# Ist die Homepage schon eingetragen?



## Malaxo (21. Dezember 2007)

Hey Leute, weiss nicht ob es hier hin passt aber es ist jetzt mal hier 

Jeder kann ja seine Homepage in einer Suchmaschine eintragen. Wird jedoch eine Homepage mehrere male eingetragen, so wird diese von den Suchmaschinen gelöscht und blockiert, wegen Spam.

Nun wie prüfe ich ob "meine" Homepage schon einmal z.B. bei Google oder sonstigen Suchmaschinen eingetragen wurde?

Google selbst prüft nicht, wenn ich die Homepage eintrage ob diese schon einmal eingetragen wurde. Ich kann also 3-4-5mal hinter einander meine Homepage eintragen lassen.

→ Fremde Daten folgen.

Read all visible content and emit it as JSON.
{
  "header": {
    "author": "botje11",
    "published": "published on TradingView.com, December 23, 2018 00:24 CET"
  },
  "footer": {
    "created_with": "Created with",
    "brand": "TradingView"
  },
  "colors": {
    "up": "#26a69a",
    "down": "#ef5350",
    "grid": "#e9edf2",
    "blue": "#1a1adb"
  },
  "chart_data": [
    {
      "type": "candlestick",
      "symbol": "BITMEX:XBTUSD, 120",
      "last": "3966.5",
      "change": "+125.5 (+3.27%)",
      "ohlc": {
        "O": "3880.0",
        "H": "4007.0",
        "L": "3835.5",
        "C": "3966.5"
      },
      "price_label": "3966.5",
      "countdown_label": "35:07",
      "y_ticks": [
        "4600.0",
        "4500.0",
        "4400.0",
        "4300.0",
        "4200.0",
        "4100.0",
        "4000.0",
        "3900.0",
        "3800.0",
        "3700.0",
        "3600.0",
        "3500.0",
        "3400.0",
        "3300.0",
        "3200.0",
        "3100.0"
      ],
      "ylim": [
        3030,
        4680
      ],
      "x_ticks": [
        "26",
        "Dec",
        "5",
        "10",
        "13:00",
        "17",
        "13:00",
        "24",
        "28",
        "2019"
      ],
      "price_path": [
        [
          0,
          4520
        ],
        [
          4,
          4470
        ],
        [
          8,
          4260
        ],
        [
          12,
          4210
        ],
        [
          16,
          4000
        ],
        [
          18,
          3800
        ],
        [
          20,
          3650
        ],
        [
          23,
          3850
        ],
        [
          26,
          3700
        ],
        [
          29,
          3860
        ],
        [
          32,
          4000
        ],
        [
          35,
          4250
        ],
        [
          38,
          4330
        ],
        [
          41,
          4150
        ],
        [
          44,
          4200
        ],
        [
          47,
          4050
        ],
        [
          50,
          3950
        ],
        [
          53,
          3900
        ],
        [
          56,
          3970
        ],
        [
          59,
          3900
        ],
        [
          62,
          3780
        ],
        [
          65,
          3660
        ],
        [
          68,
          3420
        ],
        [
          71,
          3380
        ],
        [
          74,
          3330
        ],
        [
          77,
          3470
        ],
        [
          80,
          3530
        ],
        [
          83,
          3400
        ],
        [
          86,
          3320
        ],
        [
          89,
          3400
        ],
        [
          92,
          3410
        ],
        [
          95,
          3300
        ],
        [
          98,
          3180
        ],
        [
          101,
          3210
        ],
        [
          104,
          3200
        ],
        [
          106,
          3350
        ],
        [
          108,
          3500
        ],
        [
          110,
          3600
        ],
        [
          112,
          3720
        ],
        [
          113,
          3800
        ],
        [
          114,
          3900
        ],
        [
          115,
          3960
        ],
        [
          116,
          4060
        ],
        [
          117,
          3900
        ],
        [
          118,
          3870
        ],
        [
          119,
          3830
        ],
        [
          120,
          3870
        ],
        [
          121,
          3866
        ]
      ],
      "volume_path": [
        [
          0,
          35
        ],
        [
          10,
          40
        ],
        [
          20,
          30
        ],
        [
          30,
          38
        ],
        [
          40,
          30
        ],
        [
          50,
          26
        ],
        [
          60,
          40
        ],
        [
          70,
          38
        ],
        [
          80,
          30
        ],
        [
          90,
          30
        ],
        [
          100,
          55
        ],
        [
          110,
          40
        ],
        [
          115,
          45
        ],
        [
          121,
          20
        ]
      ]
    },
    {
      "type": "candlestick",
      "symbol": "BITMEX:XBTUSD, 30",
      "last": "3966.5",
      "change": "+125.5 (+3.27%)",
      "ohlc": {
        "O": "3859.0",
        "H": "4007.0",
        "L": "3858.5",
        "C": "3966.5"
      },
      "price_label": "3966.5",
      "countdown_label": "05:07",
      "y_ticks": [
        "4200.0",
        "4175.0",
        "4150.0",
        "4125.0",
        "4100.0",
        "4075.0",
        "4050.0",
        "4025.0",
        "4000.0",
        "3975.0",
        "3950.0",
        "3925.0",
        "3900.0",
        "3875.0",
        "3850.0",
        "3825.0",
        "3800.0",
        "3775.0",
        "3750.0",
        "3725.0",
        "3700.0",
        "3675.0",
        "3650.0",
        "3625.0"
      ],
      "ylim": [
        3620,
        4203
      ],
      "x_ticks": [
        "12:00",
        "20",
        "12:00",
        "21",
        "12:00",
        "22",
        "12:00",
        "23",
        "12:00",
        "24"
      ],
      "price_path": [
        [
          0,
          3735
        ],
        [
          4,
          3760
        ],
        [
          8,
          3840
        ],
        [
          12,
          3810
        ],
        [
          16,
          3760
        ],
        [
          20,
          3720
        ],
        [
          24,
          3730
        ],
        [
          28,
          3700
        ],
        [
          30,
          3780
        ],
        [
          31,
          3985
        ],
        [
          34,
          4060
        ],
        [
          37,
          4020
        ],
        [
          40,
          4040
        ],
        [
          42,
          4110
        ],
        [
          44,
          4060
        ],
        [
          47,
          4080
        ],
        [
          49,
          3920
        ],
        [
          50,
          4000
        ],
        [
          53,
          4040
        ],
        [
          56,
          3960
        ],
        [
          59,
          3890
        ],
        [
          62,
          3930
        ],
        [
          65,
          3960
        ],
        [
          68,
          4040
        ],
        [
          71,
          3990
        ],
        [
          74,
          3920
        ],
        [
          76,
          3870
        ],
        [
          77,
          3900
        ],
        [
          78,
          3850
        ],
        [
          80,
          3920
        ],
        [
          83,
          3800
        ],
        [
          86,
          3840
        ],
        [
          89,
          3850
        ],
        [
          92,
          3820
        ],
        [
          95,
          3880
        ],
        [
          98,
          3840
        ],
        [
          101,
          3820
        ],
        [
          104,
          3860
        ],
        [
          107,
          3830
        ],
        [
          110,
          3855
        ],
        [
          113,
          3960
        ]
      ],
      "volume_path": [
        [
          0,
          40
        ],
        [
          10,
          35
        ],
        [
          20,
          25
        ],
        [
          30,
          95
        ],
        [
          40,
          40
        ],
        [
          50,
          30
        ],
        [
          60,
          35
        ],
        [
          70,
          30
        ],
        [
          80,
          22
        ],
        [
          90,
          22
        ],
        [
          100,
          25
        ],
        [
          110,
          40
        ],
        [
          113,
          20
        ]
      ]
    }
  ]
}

Habe ich jetzt einen Konkurrenten, kann ich doch seine Homepage einfach bei Google 10mal eintragen und diese würde dann Google blocken / sperren. Ist das so?

Wer kennt sich da ein wenig aus?


----------



## stain (24. Dezember 2007)

Schau mal dort (Google):
http://www.google.de/support/webmasters/bin/answer.py?answer=508&topic=8459
http://www.google.de/support/webmasters/bin/answer.py?answer=35301&topic=8459


----------